Monday, April 25, 2011

Poets exploring the Shakers and the sin eaters

Originally printed May 21, 2010.

Prairie Lights is presenting a triple header of poetry reading today.

Of the three poets, the most intriguing is Arra Lynn Ross, whose collection "Seedlip and Sweet Apple" tells the story of Mother Ann Lee, the founder of the United Society of Believers in Christ's Second Appearing (better known as the Shakers) in colonial America.

As a series of interconnected poems, "Seedlip and Sweet Apple" reads more like a novel in verse than a typical poetry collection. Drawing from the unique religious and political history of the Shaker movement, Ross's recreation of Ann Lee helps illustrate why Lee's followers believed her to be Christ incarnate in female form.

"There is no end, there is no death / Only the other breast," Ross' Lee proclaims in "God Is the Mother of All." "My body, a song -- / sing it, and it is gone."

As with Camille Dungy's poetic recreation of 19th-century slavery in "Suck on the Marrow," Ross recreates the 18th century through the richly researched found poetry of catalog lists and magistrate's dockets as well as through strong, poetic voices that sound simultaneously ancient and contemporary.

"Behold I stand at the door and knock: / seedlip and sweet apple in my hand," says Ross' Lee, coming across as a combination of Christ and the Statue of Liberty.

As the poems move from describing 1742 England to describing 1784 New York, the apocalyptic tenor of the Shakers' belief system -- bringing about "A New Heaven and a New Earth" -- contrasts against the birth of a new nation, the United States, taking place at the same time. Without drawing attention to the contrast, Ross manages to infuse her poetry -- even the footnotes and bibliography -- with an appreciation for how the religious and the political intertwine today as tightly as they did more than two centuries ago.

Also reading today is Iowa Writers' Workshop graduate James Cihlar, whom Ross names in her acknowledgements for "his perceptive insights."

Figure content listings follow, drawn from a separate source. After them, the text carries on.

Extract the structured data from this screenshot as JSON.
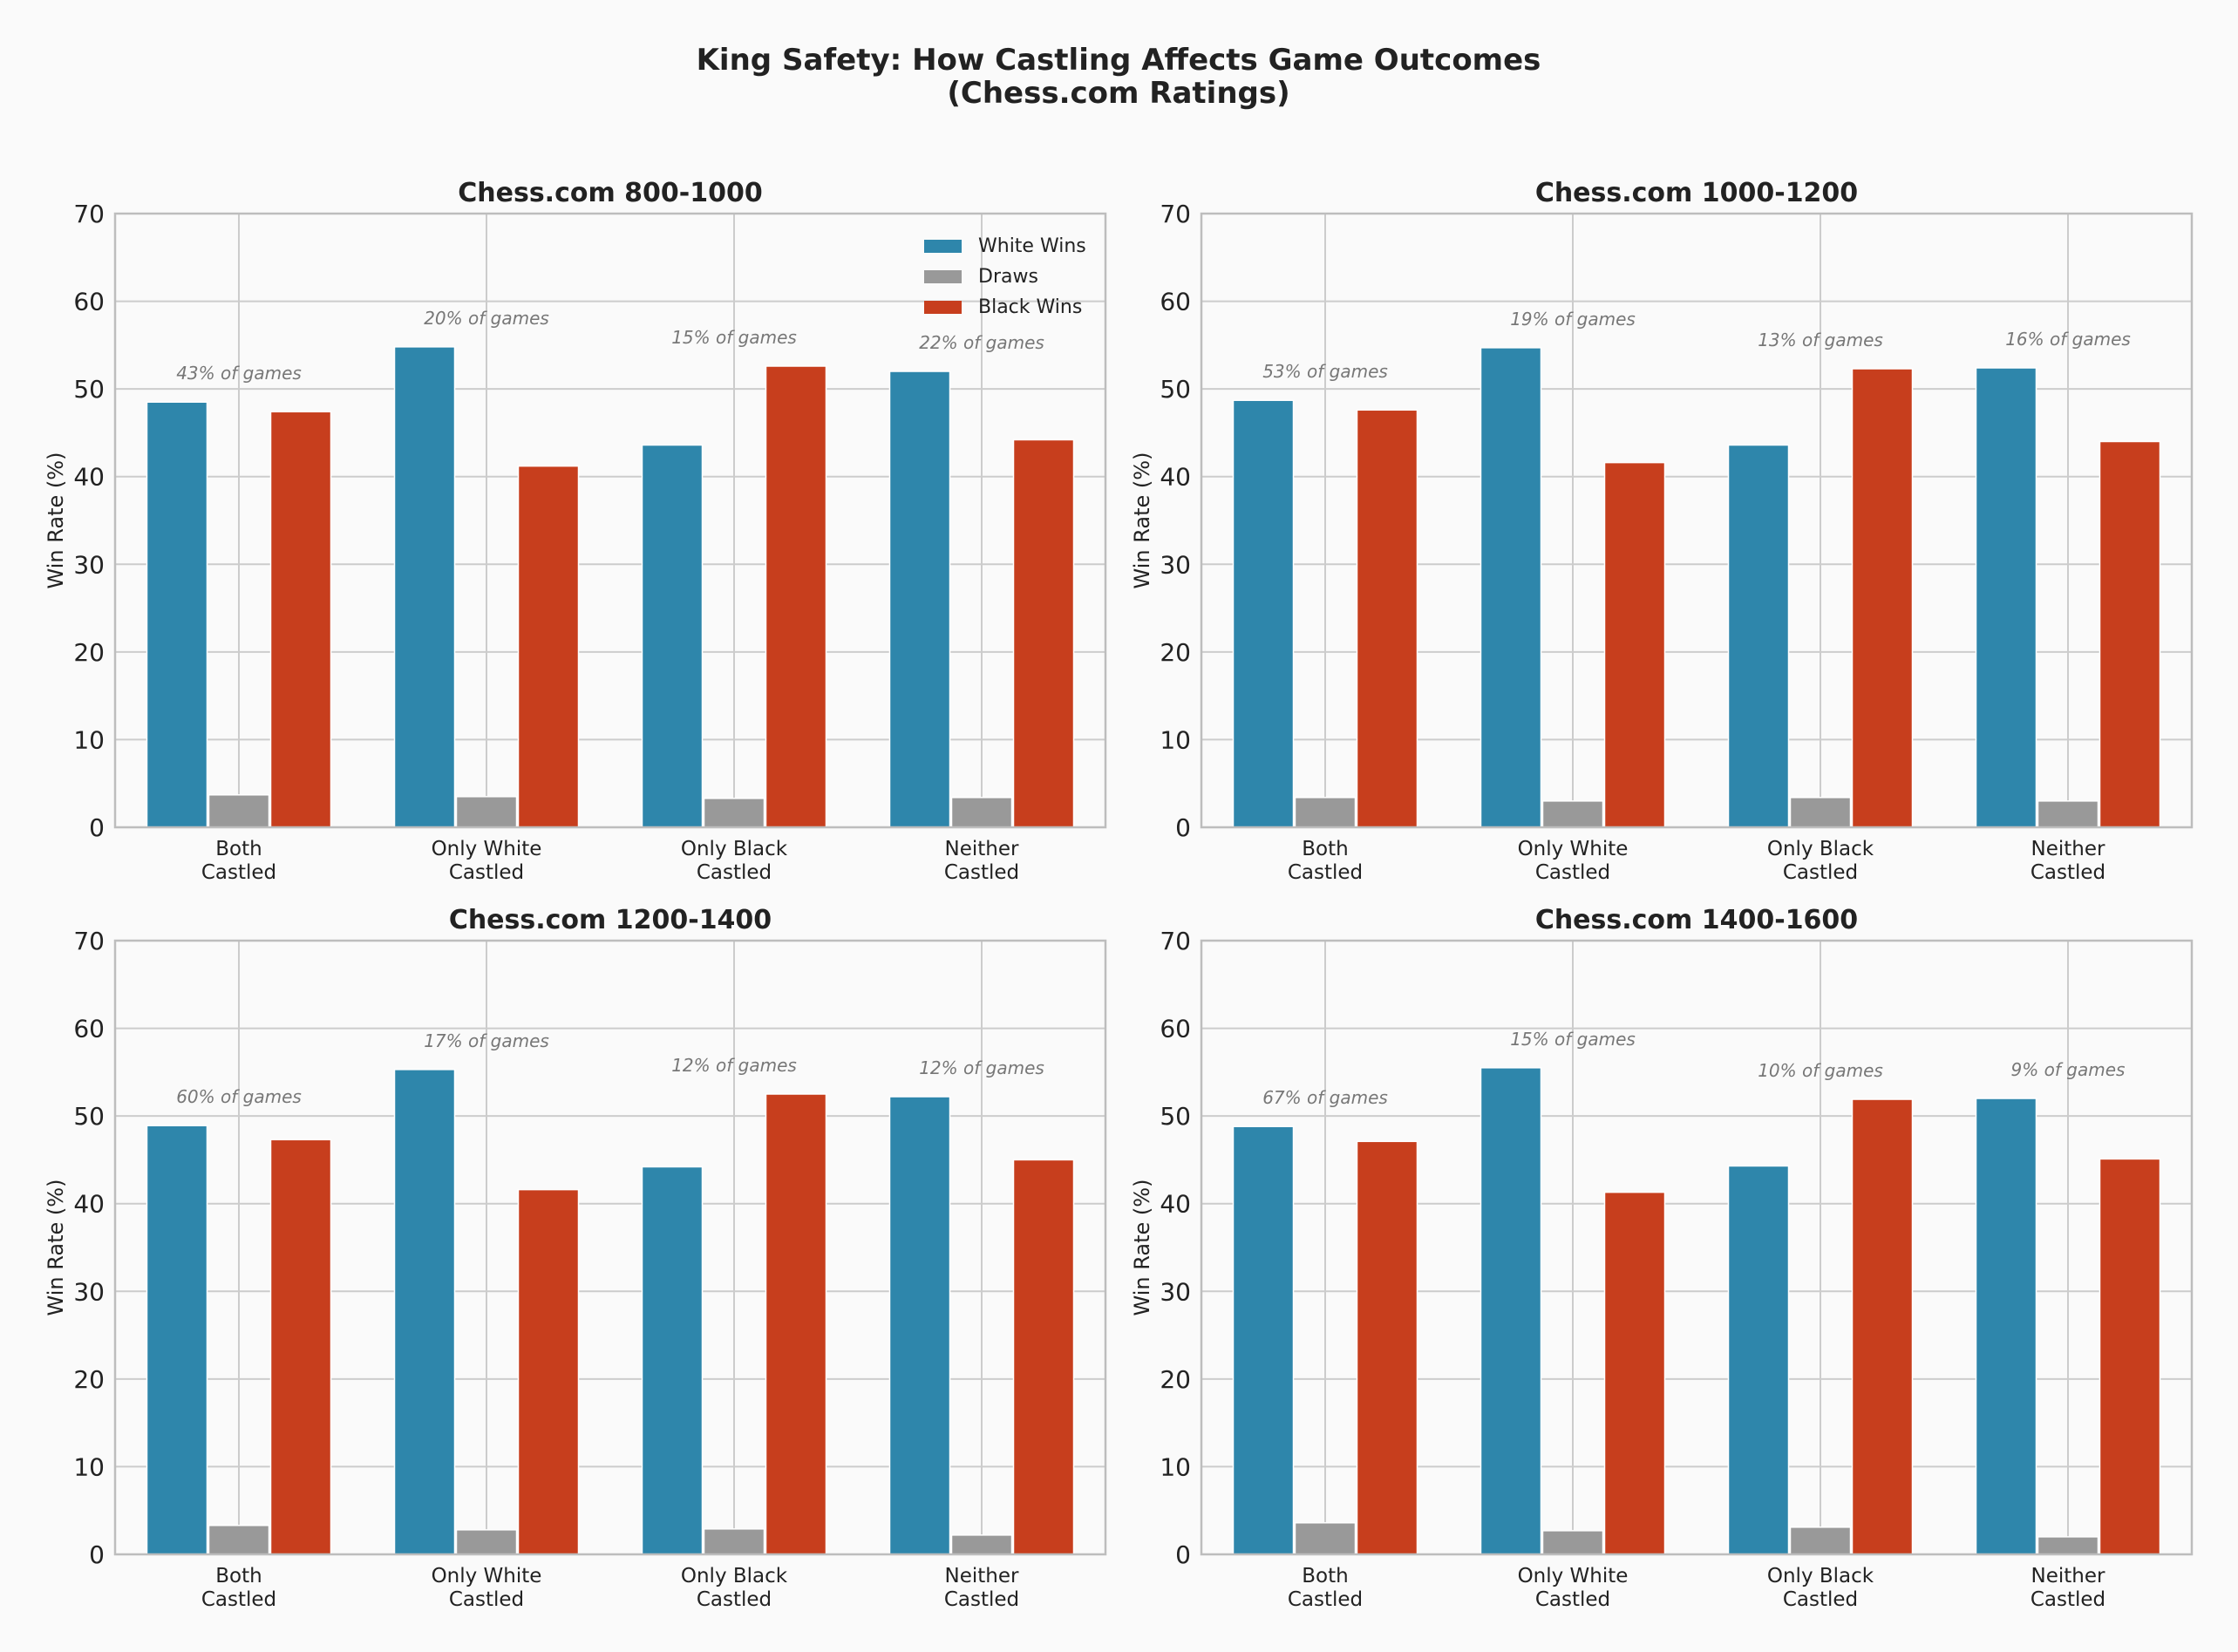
{
  "figure": {
    "title_line1": "King Safety: How Castling Affects Game Outcomes",
    "title_line2": "(Chess.com Ratings)"
  },
  "colors": {
    "white_wins": "#2e86ab",
    "draws": "#999999",
    "black_wins": "#c73e1d",
    "grid": "#cccccc",
    "axis": "#bdbdbd",
    "text": "#222222",
    "annotation": "#777777",
    "background": "#fafafa"
  },
  "chart_data": [
    {
      "type": "bar",
      "title": "Chess.com 800-1000",
      "ylabel": "Win Rate (%)",
      "ylim": [
        0,
        70
      ],
      "yticks": [
        0,
        10,
        20,
        30,
        40,
        50,
        60,
        70
      ],
      "categories": [
        [
          "Both",
          "Castled"
        ],
        [
          "Only White",
          "Castled"
        ],
        [
          "Only Black",
          "Castled"
        ],
        [
          "Neither",
          "Castled"
        ]
      ],
      "series": [
        {
          "name": "White Wins",
          "values": [
            48.5,
            54.8,
            43.6,
            52.0
          ]
        },
        {
          "name": "Draws",
          "values": [
            3.7,
            3.5,
            3.3,
            3.4
          ]
        },
        {
          "name": "Black Wins",
          "values": [
            47.4,
            41.2,
            52.6,
            44.2
          ]
        }
      ],
      "annotations": [
        "43% of games",
        "20% of games",
        "15% of games",
        "22% of games"
      ],
      "legend": "top-right",
      "grid": true
    },
    {
      "type": "bar",
      "title": "Chess.com 1000-1200",
      "ylabel": "Win Rate (%)",
      "ylim": [
        0,
        70
      ],
      "yticks": [
        0,
        10,
        20,
        30,
        40,
        50,
        60,
        70
      ],
      "categories": [
        [
          "Both",
          "Castled"
        ],
        [
          "Only White",
          "Castled"
        ],
        [
          "Only Black",
          "Castled"
        ],
        [
          "Neither",
          "Castled"
        ]
      ],
      "series": [
        {
          "name": "White Wins",
          "values": [
            48.7,
            54.7,
            43.6,
            52.4
          ]
        },
        {
          "name": "Draws",
          "values": [
            3.4,
            3.0,
            3.4,
            3.0
          ]
        },
        {
          "name": "Black Wins",
          "values": [
            47.6,
            41.6,
            52.3,
            44.0
          ]
        }
      ],
      "annotations": [
        "53% of games",
        "19% of games",
        "13% of games",
        "16% of games"
      ],
      "grid": true
    },
    {
      "type": "bar",
      "title": "Chess.com 1200-1400",
      "ylabel": "Win Rate (%)",
      "ylim": [
        0,
        70
      ],
      "yticks": [
        0,
        10,
        20,
        30,
        40,
        50,
        60,
        70
      ],
      "categories": [
        [
          "Both",
          "Castled"
        ],
        [
          "Only White",
          "Castled"
        ],
        [
          "Only Black",
          "Castled"
        ],
        [
          "Neither",
          "Castled"
        ]
      ],
      "series": [
        {
          "name": "White Wins",
          "values": [
            48.9,
            55.3,
            44.2,
            52.2
          ]
        },
        {
          "name": "Draws",
          "values": [
            3.3,
            2.8,
            2.9,
            2.2
          ]
        },
        {
          "name": "Black Wins",
          "values": [
            47.3,
            41.6,
            52.5,
            45.0
          ]
        }
      ],
      "annotations": [
        "60% of games",
        "17% of games",
        "12% of games",
        "12% of games"
      ],
      "grid": true
    },
    {
      "type": "bar",
      "title": "Chess.com 1400-1600",
      "ylabel": "Win Rate (%)",
      "ylim": [
        0,
        70
      ],
      "yticks": [
        0,
        10,
        20,
        30,
        40,
        50,
        60,
        70
      ],
      "categories": [
        [
          "Both",
          "Castled"
        ],
        [
          "Only White",
          "Castled"
        ],
        [
          "Only Black",
          "Castled"
        ],
        [
          "Neither",
          "Castled"
        ]
      ],
      "series": [
        {
          "name": "White Wins",
          "values": [
            48.8,
            55.5,
            44.3,
            52.0
          ]
        },
        {
          "name": "Draws",
          "values": [
            3.6,
            2.7,
            3.1,
            2.0
          ]
        },
        {
          "name": "Black Wins",
          "values": [
            47.1,
            41.3,
            51.9,
            45.1
          ]
        }
      ],
      "annotations": [
        "67% of games",
        "15% of games",
        "10% of games",
        "9% of games"
      ],
      "grid": true
    }
  ]
}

There aren't very many similarities between "Seedlip and Sweet Apple" and Cihlar's 2008 collection, "Undoing." Cihlar's poetic insights come in viewing the everyday experience of the present moment rather than in researching and recreating the past. He's interested in what happens when Google reveals there's another "James Cihlar" in the world -- one who "would be dismayed at the use our name has been put to."

Cihlar provides lengthy poetic lists of "What My Father Used," "Mother Used," "Stepmother Used," "My Ex Used" and "I Used" -- along with an account of "What I Know and Did Not Know." But his perspective is that of that of an undone man searching for "Twin Cities," "Your Home in the City" and finally "Poetry City."

Cihlar is also listed in the acknowledgements in William Reichard's "Sin Eater" -- the title of which comes form an Old World ritual in which a beggar is hired to pray over the deceased and absorb the dead man's sin while consuming a meal prepared by the family.

"I'd grown fat with it, like most do," reads the first line of the title poem. And many of Reichard's other poems -- from "Easter (ending on a line from Apollinaire)," to "The Soul in Limbo," to "Journey's End" -- echo that sense of religious satiation for a "sin eater" who, after devouring his meal, finds himself damned.

Today's 7 p.m. reading at Prairie Lights is the only time and place at all three of these poets are scheduled to read together.